AS IN years past, May 2 quietly passed, a cathartic denouement to the sound and fury of Labor Day.
As in years past, by all appearances, only the City of San Fernando remembered the significance of that day – May 2 – not only to the city, not only to Pampanga but to the whole Philippines.
May 2 marks the martyrdom of Chief Justice Jose Basco Abad Santos, caretaker of the national government of the Republic at the time of the Japanese Occupation, foremost Kapampangan.
In the great epochs of the history of the Philippines, Abad Santos stands shoulder to shoulder with national hero Jose Rizal: what the latter was to the Spanish colonialists, the former was to the Japanese imperialists.

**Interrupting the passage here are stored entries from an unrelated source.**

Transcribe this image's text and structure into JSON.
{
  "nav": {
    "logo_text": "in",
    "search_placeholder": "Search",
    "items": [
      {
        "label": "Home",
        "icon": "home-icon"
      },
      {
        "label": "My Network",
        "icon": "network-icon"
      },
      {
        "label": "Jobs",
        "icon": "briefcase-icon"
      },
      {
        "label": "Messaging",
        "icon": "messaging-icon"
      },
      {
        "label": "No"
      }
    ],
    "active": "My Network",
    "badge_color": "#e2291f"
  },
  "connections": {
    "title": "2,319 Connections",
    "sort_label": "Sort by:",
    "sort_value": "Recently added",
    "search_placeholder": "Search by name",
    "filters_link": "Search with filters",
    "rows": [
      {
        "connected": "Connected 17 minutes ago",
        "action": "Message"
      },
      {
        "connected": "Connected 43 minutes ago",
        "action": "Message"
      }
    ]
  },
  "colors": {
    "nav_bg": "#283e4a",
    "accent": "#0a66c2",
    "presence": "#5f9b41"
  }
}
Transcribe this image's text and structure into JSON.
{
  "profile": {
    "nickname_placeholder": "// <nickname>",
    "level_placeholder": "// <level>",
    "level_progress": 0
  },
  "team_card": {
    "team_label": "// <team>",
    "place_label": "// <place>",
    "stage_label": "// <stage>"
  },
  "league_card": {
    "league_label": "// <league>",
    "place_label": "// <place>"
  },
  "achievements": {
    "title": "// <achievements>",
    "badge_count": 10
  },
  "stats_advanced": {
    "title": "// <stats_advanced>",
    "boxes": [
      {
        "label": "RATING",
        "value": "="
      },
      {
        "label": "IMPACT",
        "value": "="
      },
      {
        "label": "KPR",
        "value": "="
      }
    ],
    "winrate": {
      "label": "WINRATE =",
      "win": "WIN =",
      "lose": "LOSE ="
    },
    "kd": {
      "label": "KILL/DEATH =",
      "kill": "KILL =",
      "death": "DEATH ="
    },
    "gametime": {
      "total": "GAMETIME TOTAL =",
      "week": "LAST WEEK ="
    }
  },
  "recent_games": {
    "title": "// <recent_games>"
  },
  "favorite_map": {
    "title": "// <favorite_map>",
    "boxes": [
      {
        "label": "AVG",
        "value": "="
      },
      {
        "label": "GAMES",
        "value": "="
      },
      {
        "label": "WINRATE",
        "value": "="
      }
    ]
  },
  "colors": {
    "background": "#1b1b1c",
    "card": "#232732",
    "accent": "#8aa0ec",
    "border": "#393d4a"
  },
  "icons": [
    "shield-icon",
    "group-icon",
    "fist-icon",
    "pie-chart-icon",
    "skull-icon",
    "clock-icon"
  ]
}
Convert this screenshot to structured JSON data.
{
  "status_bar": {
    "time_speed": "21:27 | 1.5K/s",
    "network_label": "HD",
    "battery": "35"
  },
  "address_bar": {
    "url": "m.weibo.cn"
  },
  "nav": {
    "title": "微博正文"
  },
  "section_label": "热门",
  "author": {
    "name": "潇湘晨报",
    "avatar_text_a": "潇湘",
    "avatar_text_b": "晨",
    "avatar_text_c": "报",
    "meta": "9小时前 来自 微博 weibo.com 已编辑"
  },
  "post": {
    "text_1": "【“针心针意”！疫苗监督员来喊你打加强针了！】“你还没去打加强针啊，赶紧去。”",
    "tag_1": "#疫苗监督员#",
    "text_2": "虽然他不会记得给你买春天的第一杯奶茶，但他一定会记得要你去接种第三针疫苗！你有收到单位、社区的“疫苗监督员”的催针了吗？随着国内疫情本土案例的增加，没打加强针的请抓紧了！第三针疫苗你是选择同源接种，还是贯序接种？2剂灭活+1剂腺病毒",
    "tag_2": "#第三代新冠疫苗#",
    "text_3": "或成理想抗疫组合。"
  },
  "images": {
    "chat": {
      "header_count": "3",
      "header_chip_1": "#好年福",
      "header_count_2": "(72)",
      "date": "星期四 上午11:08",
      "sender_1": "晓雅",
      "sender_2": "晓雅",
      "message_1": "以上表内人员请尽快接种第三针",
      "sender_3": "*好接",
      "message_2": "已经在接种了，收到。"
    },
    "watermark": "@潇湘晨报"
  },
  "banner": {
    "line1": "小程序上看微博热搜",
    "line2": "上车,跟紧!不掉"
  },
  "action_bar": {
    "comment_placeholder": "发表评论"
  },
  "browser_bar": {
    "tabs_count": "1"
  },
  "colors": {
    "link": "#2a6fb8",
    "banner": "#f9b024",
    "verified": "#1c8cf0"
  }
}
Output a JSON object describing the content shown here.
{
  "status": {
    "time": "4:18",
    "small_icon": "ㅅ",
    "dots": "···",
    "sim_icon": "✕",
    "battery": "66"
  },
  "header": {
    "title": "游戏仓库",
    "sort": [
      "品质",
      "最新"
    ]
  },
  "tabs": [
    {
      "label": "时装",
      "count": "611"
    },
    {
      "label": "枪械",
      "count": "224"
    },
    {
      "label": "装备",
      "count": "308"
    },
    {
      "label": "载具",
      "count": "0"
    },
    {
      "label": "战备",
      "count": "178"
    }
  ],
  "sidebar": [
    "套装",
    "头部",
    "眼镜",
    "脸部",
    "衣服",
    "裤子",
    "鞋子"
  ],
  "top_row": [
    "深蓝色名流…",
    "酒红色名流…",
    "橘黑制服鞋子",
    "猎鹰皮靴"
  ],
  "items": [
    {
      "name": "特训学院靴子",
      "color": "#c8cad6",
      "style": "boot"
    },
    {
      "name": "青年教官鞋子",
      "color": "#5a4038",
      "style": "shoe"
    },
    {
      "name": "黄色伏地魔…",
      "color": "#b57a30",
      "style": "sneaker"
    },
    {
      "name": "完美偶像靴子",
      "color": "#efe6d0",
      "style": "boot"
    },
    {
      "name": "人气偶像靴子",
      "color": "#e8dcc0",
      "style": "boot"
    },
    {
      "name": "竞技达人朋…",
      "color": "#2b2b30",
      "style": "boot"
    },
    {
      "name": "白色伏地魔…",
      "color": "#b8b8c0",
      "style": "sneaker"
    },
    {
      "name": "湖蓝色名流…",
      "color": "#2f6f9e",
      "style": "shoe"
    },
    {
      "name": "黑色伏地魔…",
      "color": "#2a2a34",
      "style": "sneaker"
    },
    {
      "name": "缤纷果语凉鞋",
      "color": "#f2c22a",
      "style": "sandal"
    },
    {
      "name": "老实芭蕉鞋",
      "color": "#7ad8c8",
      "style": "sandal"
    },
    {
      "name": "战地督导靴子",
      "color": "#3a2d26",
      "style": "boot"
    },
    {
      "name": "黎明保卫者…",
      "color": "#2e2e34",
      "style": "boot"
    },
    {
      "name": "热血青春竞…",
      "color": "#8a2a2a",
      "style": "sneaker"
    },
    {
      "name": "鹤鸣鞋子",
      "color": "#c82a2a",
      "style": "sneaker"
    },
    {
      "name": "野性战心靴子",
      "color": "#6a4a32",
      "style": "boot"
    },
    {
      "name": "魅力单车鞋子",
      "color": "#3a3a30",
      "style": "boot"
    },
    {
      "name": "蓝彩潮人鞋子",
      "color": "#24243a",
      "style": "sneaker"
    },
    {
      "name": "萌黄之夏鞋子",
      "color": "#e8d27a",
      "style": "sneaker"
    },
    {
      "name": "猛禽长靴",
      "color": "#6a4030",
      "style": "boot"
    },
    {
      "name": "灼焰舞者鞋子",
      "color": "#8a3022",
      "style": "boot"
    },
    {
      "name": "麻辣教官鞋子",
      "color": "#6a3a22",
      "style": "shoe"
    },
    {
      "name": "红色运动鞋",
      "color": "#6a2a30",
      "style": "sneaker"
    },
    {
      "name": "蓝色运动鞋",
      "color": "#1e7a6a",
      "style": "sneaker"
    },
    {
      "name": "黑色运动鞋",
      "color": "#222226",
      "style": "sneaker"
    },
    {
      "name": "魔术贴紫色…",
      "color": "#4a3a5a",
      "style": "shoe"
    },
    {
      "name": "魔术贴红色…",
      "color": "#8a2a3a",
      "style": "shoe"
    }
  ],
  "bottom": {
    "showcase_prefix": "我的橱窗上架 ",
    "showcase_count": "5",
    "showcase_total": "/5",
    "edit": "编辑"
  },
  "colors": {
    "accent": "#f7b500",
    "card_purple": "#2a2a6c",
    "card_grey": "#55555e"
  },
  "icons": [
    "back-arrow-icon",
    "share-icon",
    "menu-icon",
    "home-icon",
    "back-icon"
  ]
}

A vignette of history from the website Kapampangan Heroes: At the outbreak of World War II, President Manuel L. Quezon temporarily moved the seat of Philippine government to the USA.
Together with Vice President Sergio Osmena and other cabinet members they escaped by submarine from the invading Japanese Imperial Forces as General Douglas MacArthur transferred his general headquarters to Australia to re-organize the Allied Forces.
Chief Justice Jose Abad Santos chose to remain in the Philippines as caretaker of the national government administration in the Philippines.
The Japanese Military Command repeatedly approached him to make him pledge allegiance to Japan and to the Japanese flag but he did not swear in. A Japanese colonel and his troops overtook him in Lanao and he was told that he would be shot to death if he would not swear allegiance to the Japanese flag.
He did not comply with the request of the Japanese so he was shot by firing squad.
Immortal of the heroic moment were Abad Santos’ parting words to his grieving junior: “Do not cry, Pepito, show these people that you are brave. It is an honor to die for one’s country. Not everybody is given that opportunity.”
Indeed, a patriot – and a martyr – of the highest order there.
“Don Jose Abad Santos’ life takes parallelism in today’s political firmament. The ultimate sacrifices have to be made for integrity and nationalism. Precisely what our citizens need for emulation, precisely what our leaders need for virtues. Precisely to be ever remembered.”
So spoke Mayor Oscar S. Rodriguez after laying a wreath at the foot of the Abad Santos monument at the Heroes Hall.
Spoken two years ago, Rodriguez’s words find even greater resonance today. Given the reduction to ignominy of that hallowed seat that is the Chief Justice’s.
Rodriguez’s prescience manifests his keen sense of history – his is the keenest, unarguably, among all political leaders, current and immediately past.
No doubt forged in the anvil of materialism – dialectical and historical, and purified in the crucible of ideological praxis in the parliament of the streets, in the Marcos dictatorship, in the EDSA Revolution, in EDSA Dos, in the continuing struggle, albeit on a different front, for national liberation.
In celebrating Abad Santos’ martyrdom, Rodriguez impacts in all of us one bitter lesson of history: Unhappy is the land without heroes. But cursed is the nation that forgets its heroes.
We are that nation accursed. So shall we ever remember.